In general, the color-ICP algorithm delivered more accurate results throughout the range of experiments, though the fusion was slightly detrimental while the target is being heated or cooled. The Feature Matching algorithm contains a large amount of tunable parameters, making the estimation highly sensitive yet
versatile, demonstrating that harsh lighting conditions can be mitigated with accurate features tracked after the implementation of image processing techniques. Overall, the end product shows promise as a light-agnostic remote sensing and pose estimation solution.

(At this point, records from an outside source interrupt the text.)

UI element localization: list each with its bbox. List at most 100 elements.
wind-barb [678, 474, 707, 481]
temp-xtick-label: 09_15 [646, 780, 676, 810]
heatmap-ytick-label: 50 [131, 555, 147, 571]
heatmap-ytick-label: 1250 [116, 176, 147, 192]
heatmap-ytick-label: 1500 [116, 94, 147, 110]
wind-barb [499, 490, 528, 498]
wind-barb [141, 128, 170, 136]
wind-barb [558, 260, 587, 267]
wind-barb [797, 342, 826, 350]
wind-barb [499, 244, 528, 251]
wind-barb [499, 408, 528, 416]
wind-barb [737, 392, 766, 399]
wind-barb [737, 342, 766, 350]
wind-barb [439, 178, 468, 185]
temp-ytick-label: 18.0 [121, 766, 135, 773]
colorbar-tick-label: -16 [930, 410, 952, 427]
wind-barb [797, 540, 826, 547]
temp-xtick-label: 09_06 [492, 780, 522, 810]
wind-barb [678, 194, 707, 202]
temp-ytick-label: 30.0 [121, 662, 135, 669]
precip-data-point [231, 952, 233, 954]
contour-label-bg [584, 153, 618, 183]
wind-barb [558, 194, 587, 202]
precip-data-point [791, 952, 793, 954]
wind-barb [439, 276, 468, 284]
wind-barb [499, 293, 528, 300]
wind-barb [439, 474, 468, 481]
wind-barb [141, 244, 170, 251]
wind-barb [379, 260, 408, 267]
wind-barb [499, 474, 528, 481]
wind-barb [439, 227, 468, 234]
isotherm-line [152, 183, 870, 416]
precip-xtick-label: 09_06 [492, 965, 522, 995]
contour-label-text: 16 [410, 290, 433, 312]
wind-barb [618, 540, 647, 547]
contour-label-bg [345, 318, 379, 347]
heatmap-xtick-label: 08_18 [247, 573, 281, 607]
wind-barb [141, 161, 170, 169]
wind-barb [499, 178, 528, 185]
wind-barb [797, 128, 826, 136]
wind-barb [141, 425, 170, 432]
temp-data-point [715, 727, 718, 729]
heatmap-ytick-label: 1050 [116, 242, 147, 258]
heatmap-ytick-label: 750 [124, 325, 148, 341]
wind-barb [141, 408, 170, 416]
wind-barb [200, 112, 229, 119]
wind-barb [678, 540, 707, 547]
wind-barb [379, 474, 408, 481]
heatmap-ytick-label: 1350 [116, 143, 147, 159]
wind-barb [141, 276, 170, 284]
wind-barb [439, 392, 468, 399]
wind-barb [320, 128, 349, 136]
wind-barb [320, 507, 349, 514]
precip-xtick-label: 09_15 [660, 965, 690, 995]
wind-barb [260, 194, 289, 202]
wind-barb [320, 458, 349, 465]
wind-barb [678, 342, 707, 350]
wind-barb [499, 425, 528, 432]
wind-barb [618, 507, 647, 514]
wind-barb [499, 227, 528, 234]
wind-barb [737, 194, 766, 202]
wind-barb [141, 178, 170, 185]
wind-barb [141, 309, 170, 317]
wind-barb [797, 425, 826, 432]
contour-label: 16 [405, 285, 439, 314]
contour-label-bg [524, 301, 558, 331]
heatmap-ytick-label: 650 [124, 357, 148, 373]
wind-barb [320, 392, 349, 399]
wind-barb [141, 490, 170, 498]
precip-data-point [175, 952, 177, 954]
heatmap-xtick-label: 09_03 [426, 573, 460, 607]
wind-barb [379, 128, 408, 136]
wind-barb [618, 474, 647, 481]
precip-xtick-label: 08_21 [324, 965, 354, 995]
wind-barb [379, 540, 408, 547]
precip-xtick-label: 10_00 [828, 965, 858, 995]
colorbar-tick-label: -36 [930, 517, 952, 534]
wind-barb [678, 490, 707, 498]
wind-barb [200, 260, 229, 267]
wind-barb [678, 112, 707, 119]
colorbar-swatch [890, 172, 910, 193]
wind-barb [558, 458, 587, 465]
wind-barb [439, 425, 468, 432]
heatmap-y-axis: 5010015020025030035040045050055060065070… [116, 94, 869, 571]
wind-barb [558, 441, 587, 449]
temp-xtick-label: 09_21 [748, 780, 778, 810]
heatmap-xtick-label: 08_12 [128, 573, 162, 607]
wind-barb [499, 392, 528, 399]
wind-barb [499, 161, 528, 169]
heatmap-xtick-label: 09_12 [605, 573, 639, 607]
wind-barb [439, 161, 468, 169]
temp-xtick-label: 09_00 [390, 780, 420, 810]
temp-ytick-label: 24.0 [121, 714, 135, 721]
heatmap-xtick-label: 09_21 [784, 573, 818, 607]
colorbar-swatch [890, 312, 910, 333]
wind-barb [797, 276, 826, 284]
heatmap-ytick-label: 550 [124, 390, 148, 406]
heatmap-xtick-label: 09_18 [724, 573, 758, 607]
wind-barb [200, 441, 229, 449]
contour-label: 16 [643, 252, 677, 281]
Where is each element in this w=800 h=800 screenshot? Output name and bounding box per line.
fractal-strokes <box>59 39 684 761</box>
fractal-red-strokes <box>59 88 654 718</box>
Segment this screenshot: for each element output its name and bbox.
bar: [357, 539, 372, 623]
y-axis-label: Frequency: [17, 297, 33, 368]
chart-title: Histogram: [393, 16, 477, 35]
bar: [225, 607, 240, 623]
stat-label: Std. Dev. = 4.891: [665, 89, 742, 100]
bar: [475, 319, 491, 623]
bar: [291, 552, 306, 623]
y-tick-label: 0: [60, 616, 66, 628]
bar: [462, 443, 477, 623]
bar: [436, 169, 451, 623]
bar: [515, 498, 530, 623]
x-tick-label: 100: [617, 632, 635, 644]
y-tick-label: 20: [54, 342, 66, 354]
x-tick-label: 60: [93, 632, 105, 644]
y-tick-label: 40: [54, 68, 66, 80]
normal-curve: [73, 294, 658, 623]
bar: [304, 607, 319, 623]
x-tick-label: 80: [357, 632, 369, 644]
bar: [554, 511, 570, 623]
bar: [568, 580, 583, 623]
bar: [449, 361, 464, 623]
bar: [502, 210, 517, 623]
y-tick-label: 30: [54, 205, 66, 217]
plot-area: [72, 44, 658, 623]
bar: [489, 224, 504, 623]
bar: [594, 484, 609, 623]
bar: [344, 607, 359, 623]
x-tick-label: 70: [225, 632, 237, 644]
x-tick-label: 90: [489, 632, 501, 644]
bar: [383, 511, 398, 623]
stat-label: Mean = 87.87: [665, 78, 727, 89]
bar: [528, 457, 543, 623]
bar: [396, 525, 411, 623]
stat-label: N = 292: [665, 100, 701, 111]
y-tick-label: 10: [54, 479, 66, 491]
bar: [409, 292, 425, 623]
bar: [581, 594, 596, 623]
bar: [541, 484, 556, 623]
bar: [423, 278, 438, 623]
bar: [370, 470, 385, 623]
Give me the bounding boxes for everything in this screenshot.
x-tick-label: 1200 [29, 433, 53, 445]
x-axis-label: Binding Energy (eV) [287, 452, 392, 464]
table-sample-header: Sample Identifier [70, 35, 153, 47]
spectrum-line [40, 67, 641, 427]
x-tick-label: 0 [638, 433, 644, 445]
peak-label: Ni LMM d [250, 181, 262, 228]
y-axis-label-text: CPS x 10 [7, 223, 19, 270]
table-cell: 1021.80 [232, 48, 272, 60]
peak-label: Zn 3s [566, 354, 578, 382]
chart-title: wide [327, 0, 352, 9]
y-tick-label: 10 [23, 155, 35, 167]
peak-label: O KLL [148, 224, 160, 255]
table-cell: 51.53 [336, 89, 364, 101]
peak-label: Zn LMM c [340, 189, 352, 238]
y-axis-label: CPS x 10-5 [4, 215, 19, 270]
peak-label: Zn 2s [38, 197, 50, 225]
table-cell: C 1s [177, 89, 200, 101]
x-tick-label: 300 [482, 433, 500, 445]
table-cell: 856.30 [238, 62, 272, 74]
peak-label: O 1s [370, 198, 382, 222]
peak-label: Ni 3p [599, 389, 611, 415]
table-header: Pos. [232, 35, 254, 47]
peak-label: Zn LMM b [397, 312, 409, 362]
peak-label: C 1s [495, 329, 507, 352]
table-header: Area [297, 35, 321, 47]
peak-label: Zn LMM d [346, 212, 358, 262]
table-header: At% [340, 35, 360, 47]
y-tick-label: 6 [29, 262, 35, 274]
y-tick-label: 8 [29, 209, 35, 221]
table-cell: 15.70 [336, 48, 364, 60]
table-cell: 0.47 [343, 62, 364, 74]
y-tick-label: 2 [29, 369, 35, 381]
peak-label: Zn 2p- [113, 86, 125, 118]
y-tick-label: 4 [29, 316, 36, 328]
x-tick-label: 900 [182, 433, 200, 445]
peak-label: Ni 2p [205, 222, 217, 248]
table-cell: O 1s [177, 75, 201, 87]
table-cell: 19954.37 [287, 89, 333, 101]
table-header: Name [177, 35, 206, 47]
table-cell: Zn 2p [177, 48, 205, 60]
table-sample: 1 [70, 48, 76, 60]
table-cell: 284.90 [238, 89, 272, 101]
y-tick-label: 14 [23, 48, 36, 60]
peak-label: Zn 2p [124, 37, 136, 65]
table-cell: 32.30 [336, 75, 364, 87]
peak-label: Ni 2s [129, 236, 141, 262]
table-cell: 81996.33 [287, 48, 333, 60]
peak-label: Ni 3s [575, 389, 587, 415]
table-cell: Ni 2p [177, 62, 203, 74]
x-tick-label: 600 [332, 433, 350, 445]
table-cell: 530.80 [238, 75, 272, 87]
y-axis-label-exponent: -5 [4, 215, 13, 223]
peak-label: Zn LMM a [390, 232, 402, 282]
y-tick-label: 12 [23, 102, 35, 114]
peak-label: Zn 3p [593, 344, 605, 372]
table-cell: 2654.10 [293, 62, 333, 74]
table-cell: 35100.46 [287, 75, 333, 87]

This research contributes to the advancement of active debris removal theory and explores two promising avenues for LiDAR-infrared sensor fusion for pose estimation, laying the groundwork for further iterations exploring this sensor pairing. The resulting use case is a conceivable scenario in which these sensors work together to supplement individual strengths and mitigate disadvantages throughout the approach phase of a debris removal mission.